The English literature major said she had used resources at the student health department to overcome an eating disorder and the email was “triggering.” When she followed up to the email, she said she was informed it was a clerical mistake.
“In a way of explanation (but not excuse) at one time a nurse entered your height incorrectly and you appeared on the list of students who would qualify for the program,” an email published on Buzzfeed said. “This error pointed out to me that our screening processes are inadequate. They will be improved.”
The school calculated students’ BMIs based on information provided to the Health Center, according to a Bryn Mawr College official.
“[Fitness O.W.L.S] is to sort of get a cohort of people who have similar fitness levels,” said Matt Gray, a college spokesman.
The two-credit Fitness O.W.L.S program listed on the college’s site is the only physical education course listed with eligibility requirements for entry.

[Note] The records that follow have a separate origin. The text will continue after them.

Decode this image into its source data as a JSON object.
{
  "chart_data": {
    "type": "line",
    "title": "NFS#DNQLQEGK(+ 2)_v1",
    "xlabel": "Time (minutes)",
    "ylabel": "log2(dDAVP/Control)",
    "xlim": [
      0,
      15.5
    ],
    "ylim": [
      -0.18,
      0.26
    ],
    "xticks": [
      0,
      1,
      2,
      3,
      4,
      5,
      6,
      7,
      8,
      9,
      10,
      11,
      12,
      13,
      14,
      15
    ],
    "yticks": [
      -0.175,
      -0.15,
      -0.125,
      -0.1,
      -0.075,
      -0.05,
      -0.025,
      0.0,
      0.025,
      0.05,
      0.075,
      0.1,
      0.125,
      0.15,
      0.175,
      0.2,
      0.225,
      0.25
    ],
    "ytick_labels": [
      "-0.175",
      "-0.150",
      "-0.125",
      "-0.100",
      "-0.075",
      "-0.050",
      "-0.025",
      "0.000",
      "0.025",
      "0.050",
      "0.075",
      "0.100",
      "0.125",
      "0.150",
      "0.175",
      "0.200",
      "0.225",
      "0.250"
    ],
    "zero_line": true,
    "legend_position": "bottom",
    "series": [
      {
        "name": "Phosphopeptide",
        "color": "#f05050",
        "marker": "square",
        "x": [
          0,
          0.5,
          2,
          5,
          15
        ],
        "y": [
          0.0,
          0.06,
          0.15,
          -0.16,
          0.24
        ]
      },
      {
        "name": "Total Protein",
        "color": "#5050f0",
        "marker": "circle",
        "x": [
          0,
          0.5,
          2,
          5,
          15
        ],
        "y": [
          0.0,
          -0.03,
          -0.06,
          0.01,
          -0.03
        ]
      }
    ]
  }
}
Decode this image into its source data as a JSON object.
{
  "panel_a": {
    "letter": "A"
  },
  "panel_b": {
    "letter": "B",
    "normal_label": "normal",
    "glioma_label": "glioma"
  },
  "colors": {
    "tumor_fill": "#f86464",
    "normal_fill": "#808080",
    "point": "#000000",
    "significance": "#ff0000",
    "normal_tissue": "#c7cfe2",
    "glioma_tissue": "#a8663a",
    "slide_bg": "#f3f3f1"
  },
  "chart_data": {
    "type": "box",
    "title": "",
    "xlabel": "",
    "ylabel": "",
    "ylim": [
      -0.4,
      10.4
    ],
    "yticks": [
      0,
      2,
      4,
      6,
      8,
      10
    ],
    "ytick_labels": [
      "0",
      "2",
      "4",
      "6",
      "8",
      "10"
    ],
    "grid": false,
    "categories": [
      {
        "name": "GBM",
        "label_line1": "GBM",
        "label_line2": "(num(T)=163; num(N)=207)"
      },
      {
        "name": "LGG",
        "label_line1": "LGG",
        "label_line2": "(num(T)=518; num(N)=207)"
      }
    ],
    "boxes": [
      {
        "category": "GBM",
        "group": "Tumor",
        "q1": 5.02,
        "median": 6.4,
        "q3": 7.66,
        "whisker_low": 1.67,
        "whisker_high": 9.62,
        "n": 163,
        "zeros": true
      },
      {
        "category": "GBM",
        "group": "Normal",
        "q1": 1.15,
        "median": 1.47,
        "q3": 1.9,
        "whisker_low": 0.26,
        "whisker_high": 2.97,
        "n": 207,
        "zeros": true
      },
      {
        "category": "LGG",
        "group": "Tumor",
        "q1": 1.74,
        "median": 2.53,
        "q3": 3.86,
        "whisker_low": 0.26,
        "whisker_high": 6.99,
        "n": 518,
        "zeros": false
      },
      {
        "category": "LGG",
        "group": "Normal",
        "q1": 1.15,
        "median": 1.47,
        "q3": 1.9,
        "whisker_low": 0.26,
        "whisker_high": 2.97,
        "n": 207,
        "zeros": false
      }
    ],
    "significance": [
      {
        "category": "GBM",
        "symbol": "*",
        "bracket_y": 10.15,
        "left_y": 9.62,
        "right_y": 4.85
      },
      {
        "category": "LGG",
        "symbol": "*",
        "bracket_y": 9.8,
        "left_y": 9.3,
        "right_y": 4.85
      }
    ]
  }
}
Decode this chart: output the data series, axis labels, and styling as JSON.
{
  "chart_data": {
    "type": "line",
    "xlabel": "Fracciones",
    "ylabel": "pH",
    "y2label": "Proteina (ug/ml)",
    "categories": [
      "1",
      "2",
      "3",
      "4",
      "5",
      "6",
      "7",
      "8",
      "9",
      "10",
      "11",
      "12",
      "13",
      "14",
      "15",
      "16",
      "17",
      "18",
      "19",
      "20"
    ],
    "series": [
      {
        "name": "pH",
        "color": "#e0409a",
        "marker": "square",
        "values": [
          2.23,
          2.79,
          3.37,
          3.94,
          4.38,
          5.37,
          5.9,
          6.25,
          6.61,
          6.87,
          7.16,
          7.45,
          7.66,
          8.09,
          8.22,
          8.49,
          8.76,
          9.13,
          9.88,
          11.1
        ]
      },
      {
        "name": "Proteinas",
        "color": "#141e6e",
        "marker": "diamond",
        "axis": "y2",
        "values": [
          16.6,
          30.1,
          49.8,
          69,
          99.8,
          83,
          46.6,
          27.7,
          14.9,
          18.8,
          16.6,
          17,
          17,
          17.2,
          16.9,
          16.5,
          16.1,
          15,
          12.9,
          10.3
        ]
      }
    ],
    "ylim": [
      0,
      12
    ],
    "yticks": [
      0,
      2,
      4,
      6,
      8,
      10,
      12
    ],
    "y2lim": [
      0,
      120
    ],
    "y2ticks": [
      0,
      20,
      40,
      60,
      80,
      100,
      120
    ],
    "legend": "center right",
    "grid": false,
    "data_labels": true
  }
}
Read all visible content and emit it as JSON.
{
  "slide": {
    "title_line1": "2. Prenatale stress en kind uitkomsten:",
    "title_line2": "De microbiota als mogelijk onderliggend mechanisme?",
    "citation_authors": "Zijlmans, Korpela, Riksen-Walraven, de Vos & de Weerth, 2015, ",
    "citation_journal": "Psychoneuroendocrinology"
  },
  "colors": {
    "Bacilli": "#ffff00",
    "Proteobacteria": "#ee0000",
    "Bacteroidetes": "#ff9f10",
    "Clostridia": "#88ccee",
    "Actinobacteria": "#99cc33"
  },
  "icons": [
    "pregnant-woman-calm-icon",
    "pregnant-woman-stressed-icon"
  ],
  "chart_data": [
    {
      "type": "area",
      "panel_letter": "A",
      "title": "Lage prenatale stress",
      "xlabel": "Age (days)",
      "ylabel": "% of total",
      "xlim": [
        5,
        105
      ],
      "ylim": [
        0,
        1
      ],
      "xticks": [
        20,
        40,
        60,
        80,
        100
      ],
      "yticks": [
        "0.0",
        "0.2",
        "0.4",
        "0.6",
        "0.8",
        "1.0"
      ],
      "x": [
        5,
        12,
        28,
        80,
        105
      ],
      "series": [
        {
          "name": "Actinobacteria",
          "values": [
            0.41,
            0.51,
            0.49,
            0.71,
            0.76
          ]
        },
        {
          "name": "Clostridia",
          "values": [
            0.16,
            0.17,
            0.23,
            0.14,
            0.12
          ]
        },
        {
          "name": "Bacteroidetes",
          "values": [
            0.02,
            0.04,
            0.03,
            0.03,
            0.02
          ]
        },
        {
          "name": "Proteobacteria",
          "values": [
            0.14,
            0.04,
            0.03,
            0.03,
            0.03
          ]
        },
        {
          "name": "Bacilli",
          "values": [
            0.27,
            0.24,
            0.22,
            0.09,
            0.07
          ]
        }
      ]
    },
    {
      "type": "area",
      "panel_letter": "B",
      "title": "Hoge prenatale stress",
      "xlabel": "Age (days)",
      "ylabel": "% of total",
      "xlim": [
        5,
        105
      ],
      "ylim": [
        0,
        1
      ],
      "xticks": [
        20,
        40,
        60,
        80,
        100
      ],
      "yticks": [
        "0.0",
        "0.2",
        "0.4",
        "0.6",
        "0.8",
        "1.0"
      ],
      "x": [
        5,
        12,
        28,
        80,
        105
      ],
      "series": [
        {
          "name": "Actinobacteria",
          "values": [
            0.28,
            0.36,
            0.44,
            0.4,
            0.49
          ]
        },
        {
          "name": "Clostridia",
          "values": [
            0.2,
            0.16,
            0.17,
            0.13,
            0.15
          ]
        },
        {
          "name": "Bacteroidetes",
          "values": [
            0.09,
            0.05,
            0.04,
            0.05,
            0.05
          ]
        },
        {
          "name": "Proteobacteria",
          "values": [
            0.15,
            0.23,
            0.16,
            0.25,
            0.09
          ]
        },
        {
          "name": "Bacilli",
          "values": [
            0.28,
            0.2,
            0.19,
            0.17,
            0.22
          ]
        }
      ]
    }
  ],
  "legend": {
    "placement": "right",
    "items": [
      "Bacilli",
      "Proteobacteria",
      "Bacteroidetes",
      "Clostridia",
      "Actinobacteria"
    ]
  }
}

“The fitness O.W.L program is really for people that are overweight,” said Monika Hawkins, who works in the Health Center at Bryn Mawr College. “We also tell people they can go to a nutritionist.”
Gray added the requirements are meant to address students with injuries who cannot participate in certain activities. But the site does not list the same health assessment standards for sports like advanced rowing, volleyball, kickboxing or other more rigorous courses.
In an apology email to the student body, officials with the school claim to have designed the program to assist students with indicators of “potential health risks.”
“I sincerely apologize to anyone who has been upset or offended by our communications, and I want to reassure the community that we will rethink our approaches and our assumptions moving forward,” read the apology email sent to students who were “eligible” for the Fitness O.W.L.S
The program has been offered three times in the past, but this is the first time school officials received complaints, Gray said.
The students impacted by the email plan to protest the school for invading their privacy.
The adequacy of body mass index as an indicator of health has long been criticized; NPR.org compiled a list several years ago pointing out potential problems with using BMI to indicate body fat percentage.
The CDC cites BMI as an accurate way to screen weight categories, but the measurement developed by Lambert Adolphe Jacques Quetelet never had interest in measuring obesity. Instead, he attempted to define characteristics of “normal man,” and developed an index that measures the relationship to describe that weight increases as height increases.